我想为每个键训练模型,但是我有很多键。我正在尝试RDD和数据框方法:使用rdd.map并使用数据框方法将mllib函数捆绑在一个函数中,以针对每个键训练模型并获取相应的模型测试结果。我看过this个帖子,但对我没有帮助。
def metrics_per_key(key):
import pyspark.sql.functions as F
df = spark.read.csv('path to csv', header=True, inferSchema=True)
df = df.withColumn('label', df['rank'] - 1)
df = df.withColumn('day_part', F.when(df.hour < 3, 'g1').when(df.hour < 6, 'g2').when(df.hour < 9, 'g3').when(df.hour < 12, 'g4').when(df.hour < 15, 'g5').when(df.hour < 18, 'g6').when(df.hour < 21, 'g7').otherwise('g8'))
df_filtered = df.filter(F.col('key') == key).drop('key')
stringIndexer_day = StringIndexer(inputCol="day", outputCol="dayIndex")
stringIndexer_day_hr = StringIndexer(inputCol="day_hour", outputCol="day_hourIndex")
stringIndexer_day_part = StringIndexer(inputCol="day_part", outputCol="day_partIndex")
model_day = stringIndexer_day.fit(df)
indexed_day = model_day.transform(df)
model_day_hour = stringIndexer_day_hr.fit(indexed_day)
indexed_all = model_day_hour.transform(indexed_day)
model_day_part = stringIndexer_day_part.fit(indexed_all)
indexed_all_including_day_part = model_day_part.transform(indexed_all)
encoder_day = OneHotEncoder(inputCol="dayIndex", outputCol="dayIndexVec")
encoder_dayHour = OneHotEncoder(inputCol="day_hourIndex", outputCol="day_hourIndexVec")
encoder_hour = OneHotEncoder(inputCol="hour", outputCol="hourIndexVec")
encoder_day_part = OneHotEncoder(inputCol="day_partIndex", outputCol="day_partIndexVec")
encoded_day = encoder_day.transform(indexed_all_including_day_part)
encode_day_dayHour = encoder_dayHour.transform(encoded_day)

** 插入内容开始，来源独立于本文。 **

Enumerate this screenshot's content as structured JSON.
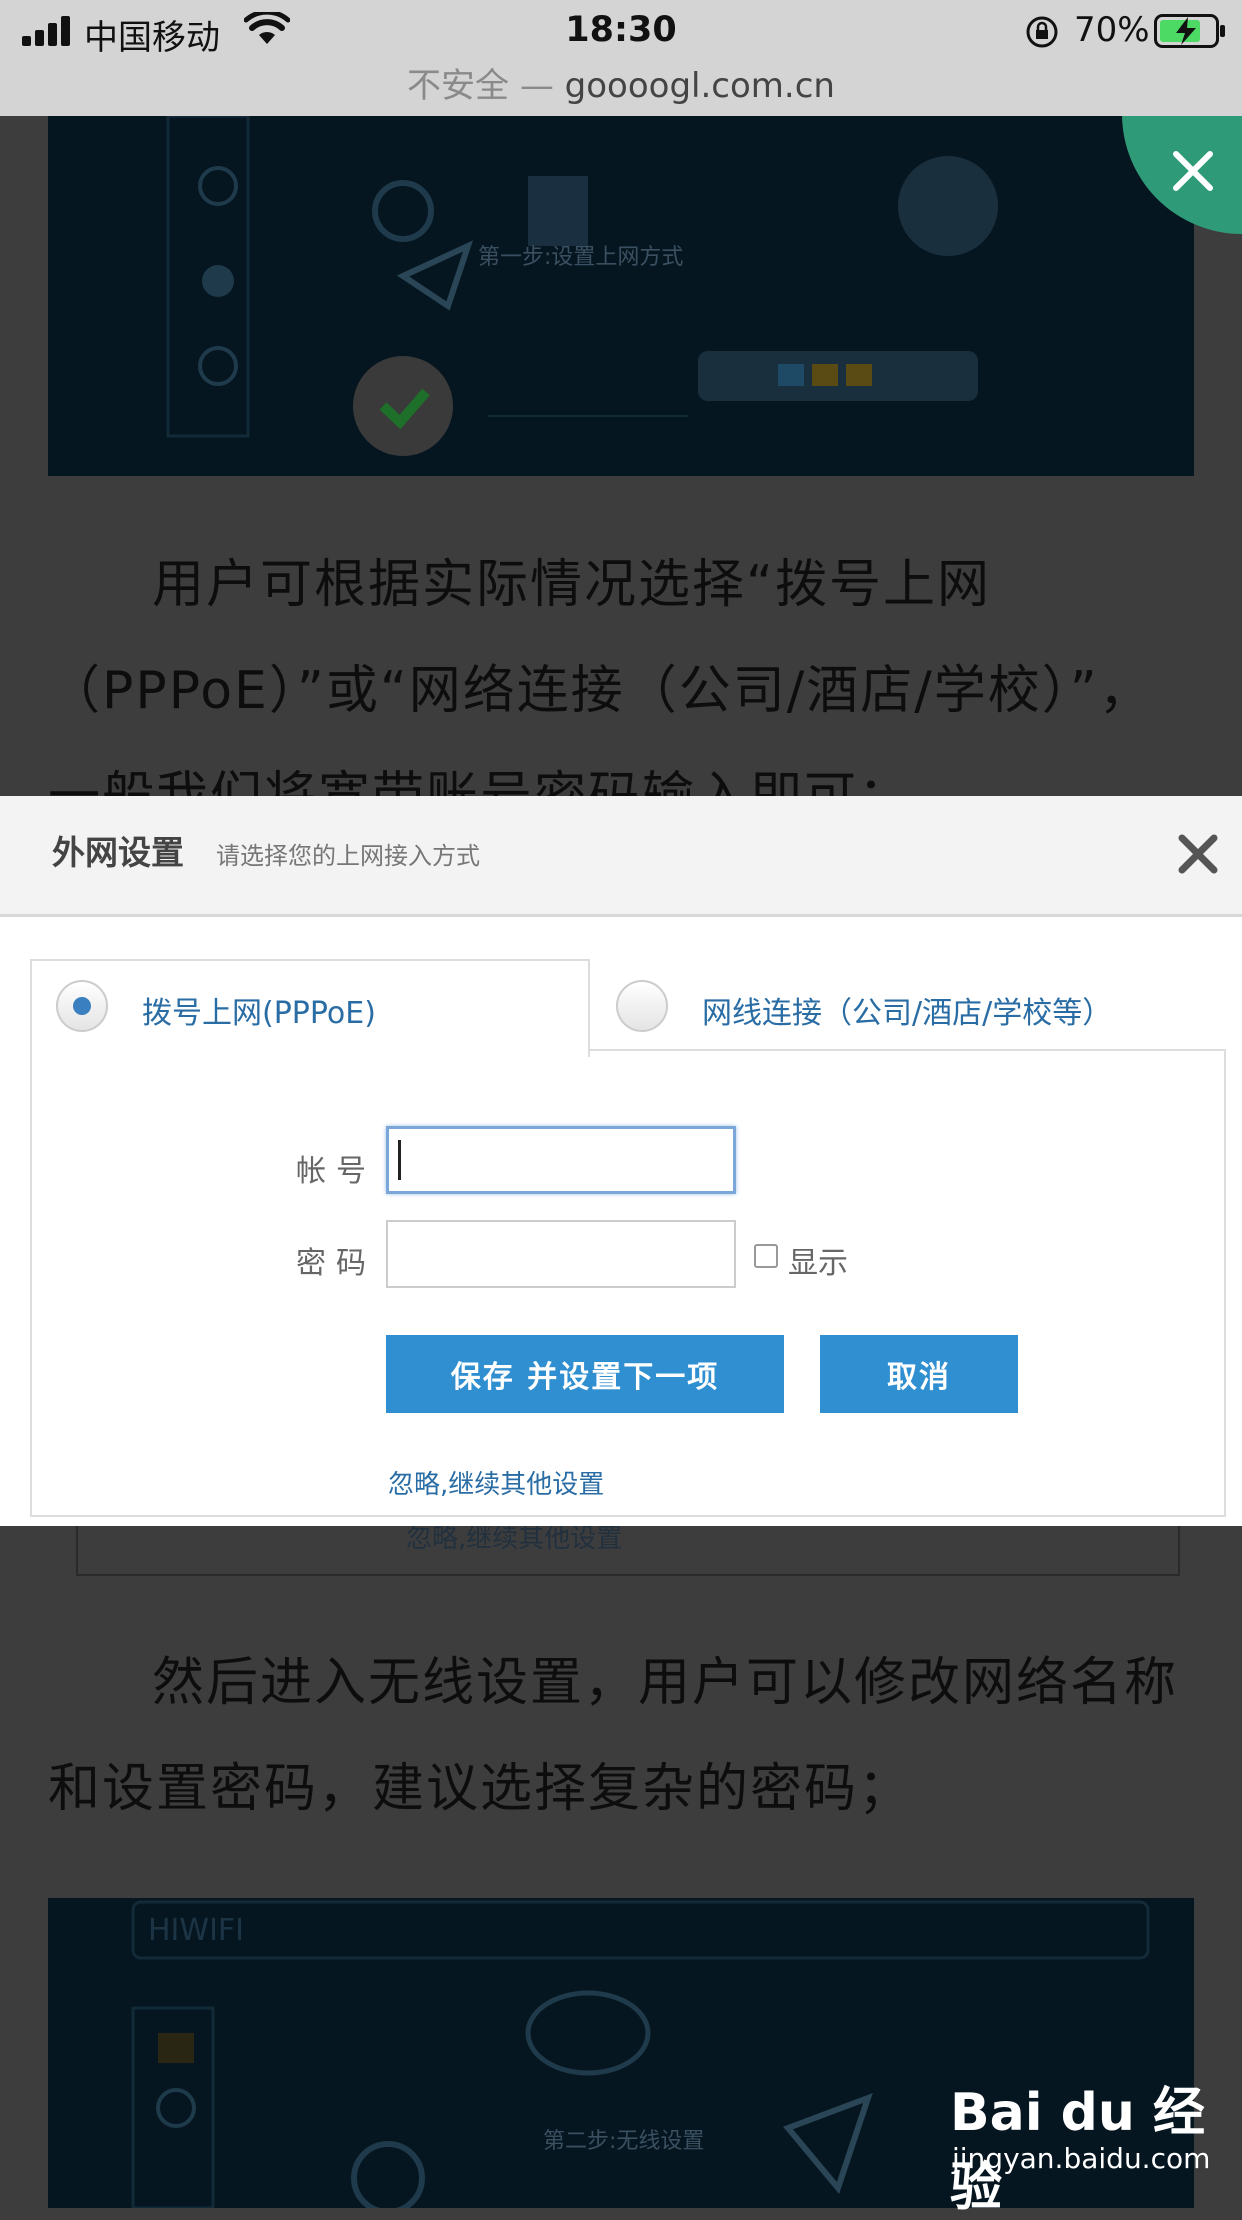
{
  "status_bar": {
    "carrier": "中国移动",
    "time": "18:30",
    "battery_percent": "70%"
  },
  "url_bar": {
    "security_label": "不安全",
    "separator": " — ",
    "domain": "goooogl.com.cn"
  },
  "article": {
    "paragraph_1": "用户可根据实际情况选择“拨号上网（PPPoE）”或“网络连接（公司/酒店/学校）”，一般我们将宽带账号密码输入即可；",
    "paragraph_2": "然后进入无线设置，用户可以修改网络名称和设置密码，建议选择复杂的密码；"
  },
  "dialog": {
    "title": "外网设置",
    "subtitle": "请选择您的上网接入方式",
    "tab_pppoe": "拨号上网(PPPoE)",
    "tab_cable": "网线连接（公司/酒店/学校等）",
    "account_label": "帐号",
    "password_label": "密码",
    "show_label": "显示",
    "save_button": "保存  并设置下一项",
    "cancel_button": "取消",
    "skip_link": "忽略,继续其他设置",
    "ghost_skip": "忽略,继续其他设置",
    "account_value": "",
    "password_value": ""
  },
  "watermark": {
    "logo": "Bai du 经验",
    "url": "jingyan.baidu.com"
  },
  "colors": {
    "accent_button": "#2f8fd0",
    "close_fab": "#2e9a78",
    "link": "#2a6da5"
  }
}
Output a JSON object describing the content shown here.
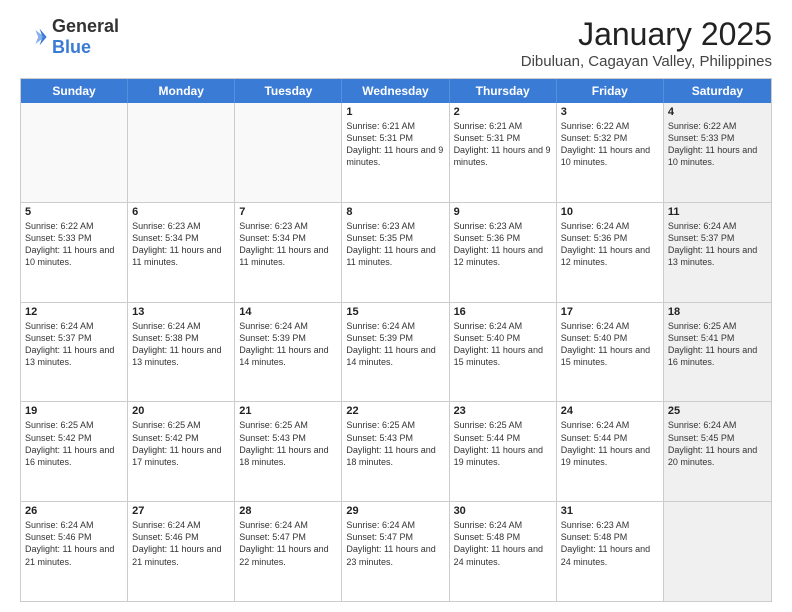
{
  "logo": {
    "general": "General",
    "blue": "Blue"
  },
  "header": {
    "month": "January 2025",
    "location": "Dibuluan, Cagayan Valley, Philippines"
  },
  "weekdays": [
    "Sunday",
    "Monday",
    "Tuesday",
    "Wednesday",
    "Thursday",
    "Friday",
    "Saturday"
  ],
  "weeks": [
    [
      {
        "day": "",
        "info": "",
        "empty": true
      },
      {
        "day": "",
        "info": "",
        "empty": true
      },
      {
        "day": "",
        "info": "",
        "empty": true
      },
      {
        "day": "1",
        "info": "Sunrise: 6:21 AM\nSunset: 5:31 PM\nDaylight: 11 hours and 9 minutes."
      },
      {
        "day": "2",
        "info": "Sunrise: 6:21 AM\nSunset: 5:31 PM\nDaylight: 11 hours and 9 minutes."
      },
      {
        "day": "3",
        "info": "Sunrise: 6:22 AM\nSunset: 5:32 PM\nDaylight: 11 hours and 10 minutes."
      },
      {
        "day": "4",
        "info": "Sunrise: 6:22 AM\nSunset: 5:33 PM\nDaylight: 11 hours and 10 minutes.",
        "shaded": true
      }
    ],
    [
      {
        "day": "5",
        "info": "Sunrise: 6:22 AM\nSunset: 5:33 PM\nDaylight: 11 hours and 10 minutes."
      },
      {
        "day": "6",
        "info": "Sunrise: 6:23 AM\nSunset: 5:34 PM\nDaylight: 11 hours and 11 minutes."
      },
      {
        "day": "7",
        "info": "Sunrise: 6:23 AM\nSunset: 5:34 PM\nDaylight: 11 hours and 11 minutes."
      },
      {
        "day": "8",
        "info": "Sunrise: 6:23 AM\nSunset: 5:35 PM\nDaylight: 11 hours and 11 minutes."
      },
      {
        "day": "9",
        "info": "Sunrise: 6:23 AM\nSunset: 5:36 PM\nDaylight: 11 hours and 12 minutes."
      },
      {
        "day": "10",
        "info": "Sunrise: 6:24 AM\nSunset: 5:36 PM\nDaylight: 11 hours and 12 minutes."
      },
      {
        "day": "11",
        "info": "Sunrise: 6:24 AM\nSunset: 5:37 PM\nDaylight: 11 hours and 13 minutes.",
        "shaded": true
      }
    ],
    [
      {
        "day": "12",
        "info": "Sunrise: 6:24 AM\nSunset: 5:37 PM\nDaylight: 11 hours and 13 minutes."
      },
      {
        "day": "13",
        "info": "Sunrise: 6:24 AM\nSunset: 5:38 PM\nDaylight: 11 hours and 13 minutes."
      },
      {
        "day": "14",
        "info": "Sunrise: 6:24 AM\nSunset: 5:39 PM\nDaylight: 11 hours and 14 minutes."
      },
      {
        "day": "15",
        "info": "Sunrise: 6:24 AM\nSunset: 5:39 PM\nDaylight: 11 hours and 14 minutes."
      },
      {
        "day": "16",
        "info": "Sunrise: 6:24 AM\nSunset: 5:40 PM\nDaylight: 11 hours and 15 minutes."
      },
      {
        "day": "17",
        "info": "Sunrise: 6:24 AM\nSunset: 5:40 PM\nDaylight: 11 hours and 15 minutes."
      },
      {
        "day": "18",
        "info": "Sunrise: 6:25 AM\nSunset: 5:41 PM\nDaylight: 11 hours and 16 minutes.",
        "shaded": true
      }
    ],
    [
      {
        "day": "19",
        "info": "Sunrise: 6:25 AM\nSunset: 5:42 PM\nDaylight: 11 hours and 16 minutes."
      },
      {
        "day": "20",
        "info": "Sunrise: 6:25 AM\nSunset: 5:42 PM\nDaylight: 11 hours and 17 minutes."
      },
      {
        "day": "21",
        "info": "Sunrise: 6:25 AM\nSunset: 5:43 PM\nDaylight: 11 hours and 18 minutes."
      },
      {
        "day": "22",
        "info": "Sunrise: 6:25 AM\nSunset: 5:43 PM\nDaylight: 11 hours and 18 minutes."
      },
      {
        "day": "23",
        "info": "Sunrise: 6:25 AM\nSunset: 5:44 PM\nDaylight: 11 hours and 19 minutes."
      },
      {
        "day": "24",
        "info": "Sunrise: 6:24 AM\nSunset: 5:44 PM\nDaylight: 11 hours and 19 minutes."
      },
      {
        "day": "25",
        "info": "Sunrise: 6:24 AM\nSunset: 5:45 PM\nDaylight: 11 hours and 20 minutes.",
        "shaded": true
      }
    ],
    [
      {
        "day": "26",
        "info": "Sunrise: 6:24 AM\nSunset: 5:46 PM\nDaylight: 11 hours and 21 minutes."
      },
      {
        "day": "27",
        "info": "Sunrise: 6:24 AM\nSunset: 5:46 PM\nDaylight: 11 hours and 21 minutes."
      },
      {
        "day": "28",
        "info": "Sunrise: 6:24 AM\nSunset: 5:47 PM\nDaylight: 11 hours and 22 minutes."
      },
      {
        "day": "29",
        "info": "Sunrise: 6:24 AM\nSunset: 5:47 PM\nDaylight: 11 hours and 23 minutes."
      },
      {
        "day": "30",
        "info": "Sunrise: 6:24 AM\nSunset: 5:48 PM\nDaylight: 11 hours and 24 minutes."
      },
      {
        "day": "31",
        "info": "Sunrise: 6:23 AM\nSunset: 5:48 PM\nDaylight: 11 hours and 24 minutes."
      },
      {
        "day": "",
        "info": "",
        "empty": true,
        "shaded": true
      }
    ]
  ]
}
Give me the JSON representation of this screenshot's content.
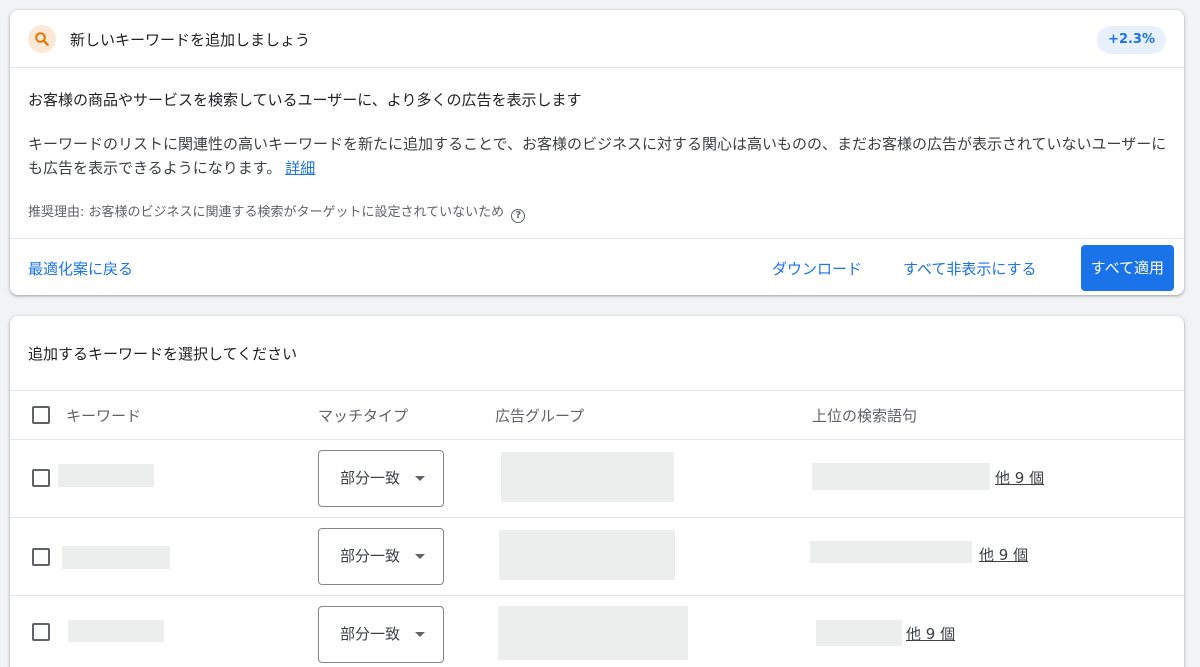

encoded_all = encoder_hour.transform(encode_day_dayHour)
encoded_all_with_day_part = encoder_day_part.transform(encoded_all)
assembler = VectorAssembler(inputCols=["hourIndexVec", "dayIndexVec", "day_hourIndexVec", "day_partIndexVec","bid"], outputCol="features")
assembled = assembler.transform(encoded_all_with_day_part)
assembled = assembled.select(["key","label","features"])
assembled.persist()
labelIndexer = StringIndexer(inputCol="label",
outputCol="indexedLabel").fit(assembled)
featureIndexer = VectorIndexer(inputCol="features",
outputCol="indexedFeatures", maxCategories=4).fit(assembled)
(trainingData, testData) = assembled.randomSplit([0.8, 0.2], seed = 0)
rf = RandomForestClassifier(labelCol="indexedLabel", featuresCol="indexedFeatures")
labelConverter = IndexToString(inputCol="prediction",
outputCol="predictedLabel",labels=labelIndexer.labels)
pipeline = Pipeline(stages=[labelIndexer, featureIndexer, rf, labelConverter])
paramGrid_rf = ParamGridBuilder().addGrid(rf.maxDepth, [10,20,25,30]).addGrid(rf.numTrees, [10,20,30, 40, 50]).addGrid(rf.maxBins, [16, 32,48,64]).build()
crossval = CrossValidator(estimator=pipeline,estimatorParamMaps=paramGrid_rf,evaluator=MulticlassClassificationEvaluator(),numFolds=5,parallelism = 10)
model = crossval.fit(trainingData)
predictions = model.transform(testData)
precision = MulticlassClassificationEvaluator(labelCol="indexedLabel",
predictionCol="prediction",
metricName="weightedPrecision").evaluate(predictions)
recall = MulticlassClassificationEvaluator(labelCol="indexedLabel",
predictionCol="prediction", metricName="weightedRecall").evaluate(predictions)
accuracy = MulticlassClassificationEvaluator(labelCol="indexedLabel",
predictionCol="prediction", metricName="accuracy").evaluate(predictions)
f1 = MulticlassClassificationEvaluator(labelCol="indexedLabel",
predictionCol="prediction", metricName="f1").evaluate(predictions)
return {'f1_test':f1, 'precision_test':precision, 'accuracy_test':accuracy, 'recall_test':recall}
我想将以上功能与rdd.map一起使用
df = spark.read.csv('path to csv', header=True, inferSchema=True)
keys = df.select('key').rdd
results = keys.map(metrics_per_key).collect()
异常:似乎您正在尝试从广播变量,操作或转换引用SparkContext。 SparkContext只能在驱动程序上使用,而不能在工作程序上运行的代码中使用。有关更多信息,请参阅SPARK-5063。